5- Réforme de la coopération financière

Des principes directeurs visent à assurer, notamment, la cohérence, l'efficacité, la flexibilité et l'adaptation continue de l'aide à la situation de chaque pays, ainsi que la révision des allocations qui ne sont pas automatiques. A cette fin, des critères d'évaluation des besoins et des performances sont mis en place: réformes institutionnelles, utilisation des ressources, réduction de la pauvreté, mesures de développement durable, développement sectoriel, mise en œuvre effective des opérations... Par ailleurs, les instruments de la coopération (subventions, Facilité d'investissement), par l'intermédiaire du Fond européen de développement et de la Banque Européenne d'investissement sont rationalisés et les procédures allégées.

Concrètement, chaque pays dispose d'une enveloppe de base, qui couvre l'aide programmée sur la base d'une stratégie de coopération nationale (SCN) élaborée conjointement par l'Union Européenne et les pays bénéficiaires. Celle-ci est complétée par un programme indicatif opérationnel contenant les opérations concrètes et leurs ressources financières. Une seconde enveloppe permet de couvrir des besoins imprévus.

En République du Congo

Le cadre juridique des relations entre l’Union européenne et la République du Congo s’exprime à travers le Document stratégie Pays (DSP) et le Programme Indicatif national (PIN) signé par le gouvernement congolais et l’Union européenne le 08 janvier 2008 et couvrant la période 2008-2013.

Cet accord fut signé en conformité avec les dispositions des articles 2 et 4 de l’annexe IV de l’Accord de partenariat ACP-CE, signé à Cotonou le 23 juin 2000, tel que révisé à Luxembourg le 25 juin 2005. Cet accord le processus de programmation initié entre janvier 2006 et novembre 2007.

Dans le cadre de cet accord, l’Union européenne envisage de mettre à la disposition du Gouvernement de la République du Congo pour la période 2008-2013 un montant de 85 millions d’euros pour l’enveloppe A (article 3.2 (a) de l’annexe IV de l’Accord de partenariat ACP-CE et un montant de 3,9 millions d’euros pour l’enveloppe B (article 3.2 (b) de l’annexe IV de l’Accord de partenariat ACP-CE).

Le montant total du 10ème FED pour la période 2008-2013 s’élève donc à 88,9 millions d’euros.

L’enveloppe A est destinée au soutien macroéconomique, aux politiques sectorielles, aux programmes et projets en appui aux secteurs de concentration et non de l’assistance communautaire.
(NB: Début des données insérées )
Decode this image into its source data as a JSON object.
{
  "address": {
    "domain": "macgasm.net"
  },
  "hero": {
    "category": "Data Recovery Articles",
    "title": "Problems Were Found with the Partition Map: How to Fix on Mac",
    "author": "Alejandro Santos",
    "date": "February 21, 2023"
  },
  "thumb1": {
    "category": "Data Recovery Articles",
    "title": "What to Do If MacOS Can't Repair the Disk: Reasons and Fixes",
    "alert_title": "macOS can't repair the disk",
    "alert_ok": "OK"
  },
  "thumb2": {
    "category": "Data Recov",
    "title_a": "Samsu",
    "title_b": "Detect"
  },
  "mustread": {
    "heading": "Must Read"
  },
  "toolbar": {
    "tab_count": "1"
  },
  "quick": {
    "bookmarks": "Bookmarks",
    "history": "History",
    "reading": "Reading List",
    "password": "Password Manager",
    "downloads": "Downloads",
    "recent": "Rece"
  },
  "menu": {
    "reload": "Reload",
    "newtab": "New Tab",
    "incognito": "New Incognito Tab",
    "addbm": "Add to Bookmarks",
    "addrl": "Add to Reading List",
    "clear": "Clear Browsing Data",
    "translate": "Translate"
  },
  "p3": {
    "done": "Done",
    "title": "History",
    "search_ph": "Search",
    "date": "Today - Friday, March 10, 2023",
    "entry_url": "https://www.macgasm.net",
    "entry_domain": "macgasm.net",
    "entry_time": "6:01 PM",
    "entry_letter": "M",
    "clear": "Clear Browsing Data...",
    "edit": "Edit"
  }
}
L’enveloppe B est destinée à couvrir des besoins imprévus, tels que l’aide d’urgence lorsqu’une telle aide ne peut être financée par le budget de l’UE, des contribution à des initiative d’allègement de la dette convenues au niveau international ainsi qu’au soutien destiné à atténuer des effets néfastes de l’instabilité des recettes d’exportation.

L’accord des deux parties sur le PIN et le DSP est conditionné à la ratification et l’entrée en vigueur de l’Accord de partenariat ACP-CE révisé et du cadre financier pluriannuel du 10ème FED pour la période 2008-2013.